Since its establishment on April 22, 2018, the book club at the Lujiazui Reading Space has attracted nearly 6,000 attendees – meaning full houses each time. Meanwhile, via its online platform, the reading space has also involved 220 million people nationwide in its book club activities with details of events presented online. To broadcast its activities even more broadly, the reading space has cooperated with Himalaya FM, trying to reach a global audience.
“A once ordinary community library with shabby decor and simple services that seldom saw young people’s patronage has evolved into a new cultural landmark in Pudong New Area,” said Huang Wei, deputy chief of the publicity department of the Pudong New Area District Party Committee. Over the past 28 years, while creating domestic and even worldwide economic miracles, Pudong has lagged behind in the cultural development stakes. “Pudong’s per capita cultural venues were once only one-eighth that of London,” Huang said.
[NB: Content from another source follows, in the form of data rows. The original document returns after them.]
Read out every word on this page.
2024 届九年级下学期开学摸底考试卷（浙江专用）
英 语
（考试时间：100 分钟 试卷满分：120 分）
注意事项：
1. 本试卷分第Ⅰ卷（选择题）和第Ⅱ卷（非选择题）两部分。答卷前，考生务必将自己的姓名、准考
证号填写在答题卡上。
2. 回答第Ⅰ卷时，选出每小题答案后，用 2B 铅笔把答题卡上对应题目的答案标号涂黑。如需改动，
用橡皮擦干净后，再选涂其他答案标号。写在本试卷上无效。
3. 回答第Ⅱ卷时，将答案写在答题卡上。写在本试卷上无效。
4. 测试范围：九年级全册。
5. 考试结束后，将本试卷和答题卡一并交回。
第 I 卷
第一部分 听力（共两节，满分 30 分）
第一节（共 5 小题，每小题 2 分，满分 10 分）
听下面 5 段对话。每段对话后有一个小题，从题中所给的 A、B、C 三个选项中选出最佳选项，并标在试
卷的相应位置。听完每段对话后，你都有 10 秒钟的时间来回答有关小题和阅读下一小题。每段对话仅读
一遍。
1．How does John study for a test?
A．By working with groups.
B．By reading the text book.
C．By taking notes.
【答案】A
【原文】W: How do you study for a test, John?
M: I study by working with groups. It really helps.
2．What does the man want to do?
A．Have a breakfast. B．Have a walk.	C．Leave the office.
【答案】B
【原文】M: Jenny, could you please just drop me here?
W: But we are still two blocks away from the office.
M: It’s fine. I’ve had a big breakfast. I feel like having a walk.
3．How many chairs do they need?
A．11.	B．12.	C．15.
Huang believes tailoring creative cultural products for the youth who can then drive the cultural industry with their vitality was the key for Pudong to make a breakthrough in cultural development. In Huang’s eyes, Lujiazui Reading Space’s successful evolution has undoubtedly epitomized Pudong’s efforts to shape local cultural brands and improve its cultural industry.
In fact, distinctive reading spaces are mushrooming cross the whole of Pudong New Area. For example, Xuexishufang, located on the fifth floor of the Pudong Library, is Shanghai’s first reading space with a focus on the Communist Party of China; the Lujiazui Reading Space is Shanghai’s first urban library distinguishing itself with its focus on finance; Select Zhangjiang is a reading space featuring black technology product exhibition and transaction, and a social platform; Dayin Book Mall took the national lead to introduce the book sharing model.
Meanwhile cultural and creative industries are booming in Pudong. China’s first digital publishing base, first private equity fund, first bonding company for cultural industry, and first online game company listed overseas all originated here.
In 2017, Pudong’s cultural and creative industry’s value added grew nearly 20 percent year on year to reach RMB 105.6 billion, accounting for 10.9 percent of Pudong’s total value added and 28.4 percent of Shanghai’s total for the cultural and creative industry. With its cultural and creative companies above the designated size (with an annual sales revenue of more than RMB 5 million, RMB 10 million, or RMB 20 million per the business scope) creating jobs for around 300,000 people, Pudong is shaping its cultural and creative industry into a national model.
“A batch of new stylish cultural facilities will be in place in Pudong to further improve people’s lives and enable them to share achievements of local development. Culture is also expected to instill new vitality into the city’s development,” said Huang.